Ну и слава богу. Я бы и сейчас мог их всех тут как следует покромсать — вы с кем связались, суки? С архимагом?! Вот я вас ужо, подлецов! Но — потом!
Меня вывели из дома, проведя по пустым темным коридорам, освещаемым только масляными фонарями в руках конвоиров, и усадили в карету, окна которой были занавешены плотной тканью. Здесь тоже горел небольшой фонарь, а на скамье сидели два мордоворота в штатском, и если я не ошибаюсь — один из них был местным аналогом наших попов — храмовник. Его отличала от обычных людей широкая черная блуза, свисающая ниже пояса, а еще — голубоватое свечение его Твари. Это был маг, без всякого сомнения.
Влезть в карету самостоятельно я не мог, потому меня подняли туда двое конвоиров и при этом даже не попытались врезать мне под ребра или дать в ухо, что для нынешних деятелей тайной службы очень даже удивительно. Хоть немножко-то побить меня должны были! Кто их проконтролирует? Прокуратуры нет, суд весь имперский — управы не найдешь! Но не били. Почему — это тоже вопрос. И это даже настораживало.

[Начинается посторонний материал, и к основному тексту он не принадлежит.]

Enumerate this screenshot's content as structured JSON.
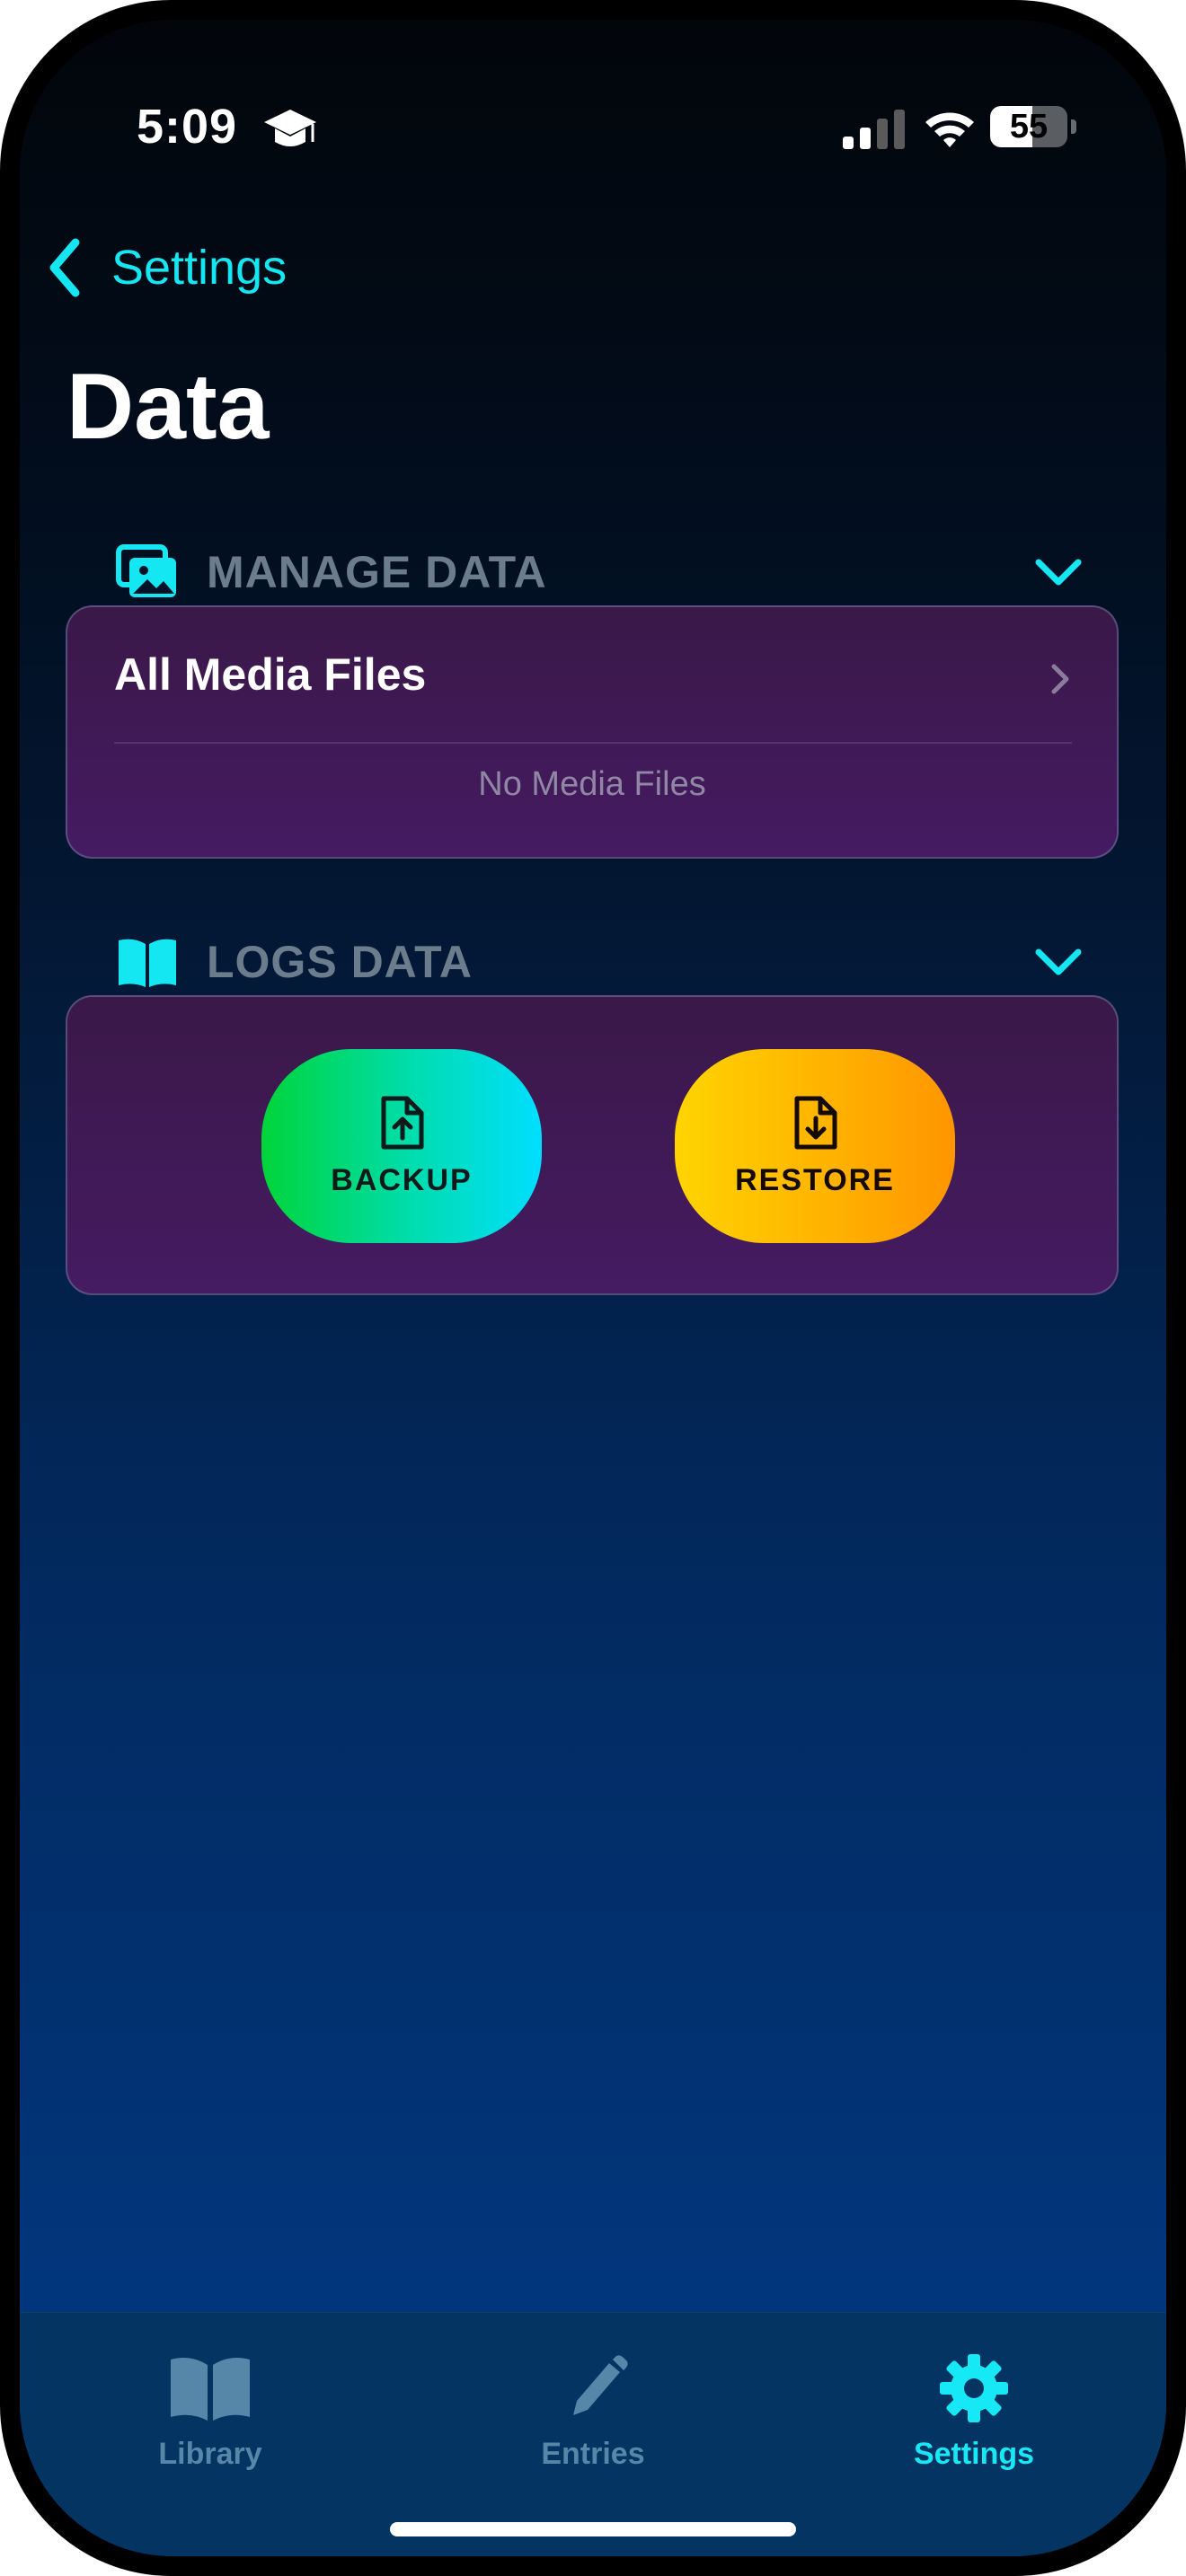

Всю дорогу до того места, куда меня везли — мои спутники молчали. А я ничего не спрашивал, ничего не говорил. Глупо было бы сейчас причитать на тему: «Кто вы?! Куда вы меня везете?! Почему вы молчите?! Я буду жаловаться!» Глупо, смешно и унизительно. И бесполезно. Кто они — ясно. Куда везут — скоро узнаю. Почему меня взяли — тут и самый из идиотов идиот бы догадался. А жаловаться некому. Богу, если только. Но он обычно никого не слышит.
Ехали совсем недолго. Оно и понятно — управление Стражи находится на имперской площади, рядом с дворцом императора. Два квартала — и мы на месте. Тут же рядом и суд, а рядом с судом — клетки, из которой я неделю назад благополучно убрался. И куда я могу отправиться в ближайшем будущем — если не предприму необходимых мер. А я предприму. Я не буду стоять, как Дегер-Конар-Толя, сделавший свое грязное дело и растерявшийся — как ему поступать дальше! Теперь я цельная личность! И очень опасная личность, я вам скажу, господа! Зря вы так со мной, ох, зря! Не трогайте дерьмо, оно и не завоняет!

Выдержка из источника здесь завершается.